La noticia ha sumido en el dolor a la comunidad pesquera de Las Cuevas, en Trinidad y Tobago, de donde era originario Chad Joseph. Sus familiares y vecinos han salido en su defensa, rechazando categóricamente las acusaciones de que se dedicara al narcotráfico y describiéndolo como un pescador que solo intentaba regresar a casa.
Cornell Clement, abuelo del joven, expresó su consternación: «No era traficante de drogas. Solo intentaba volver a casa». Por su parte, Christine Clement, la abuela, relató los pormenores de la difícil situación que vivía su nieto en Venezuela, donde había permanecido durante tres meses. Según su testimonio, Joseph enfrentó múltiples obstáculos para retornar, incluyendo un ataque previo a su embarcación y problemas mecánicos en un intento fallido de repatriación.
La versión oficial choca frontalmente con la percepción de la comunidad de Las Cuevas, que ha puesto en tela de juicio la actuación de las fuerzas estadounidenses. Un residente local cuestionó la falta de transparencia: «¿Qué evidencia tienen de que había drogas? Es inhumano destruir un bote sin mostrar pruebas».

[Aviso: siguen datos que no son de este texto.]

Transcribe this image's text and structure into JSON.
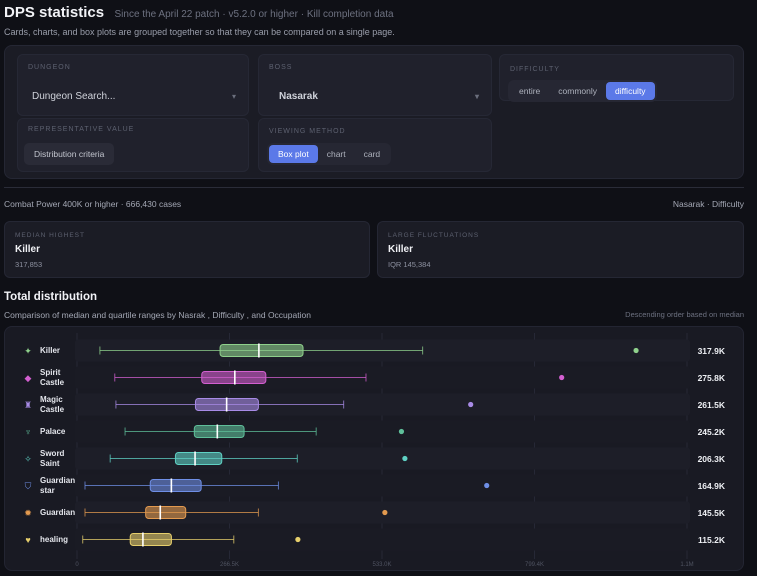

Hasta el momento, el Gobierno de Trinidad y Tobago ha guardado silencio. Ni la Oficina de la Primera Ministra ni el ministro de Defensa, Wayne Sturge, han emitido declaración alguna sobre este caso concreto. Cabe recordar que, meses atrás, el ministro Sturge había advertido que los pescadores que participaran en actividades ilegales “asumirían las consecuencias por su cuenta”. Tampoco se ha pronunciado el ministro de Asuntos Exteriores, Sean Sobers, ante las solicitudes de declaraciones.
La controversia trasciende las fronteras del Caribe. En Estados Unidos, el congresista Jim Himes calificó las operaciones militares contra el narcotráfico como “preocupantes” y argumentó que carecen de sustento legal. «La idea de que Estados Unidos esté en un conflicto armado con narcotraficantes venezolanos no se sostendría en ningún tribunal», afirmó el legislador, poniendo en duda el marco jurídico de estas acciones.
Este trágico incidente reaviva el debate internacional sobre la legalidad, la jurisdicción y los protocolos de las operaciones militares estadounidenses en aguas de otros países, así como sobre la veracidad de las acusaciones que justifican el uso de fuerza letal. La comunidad internacional y los familiares de las víctimas esperan una investigación transparente y respuestas concretas de los gobiernos involucrados.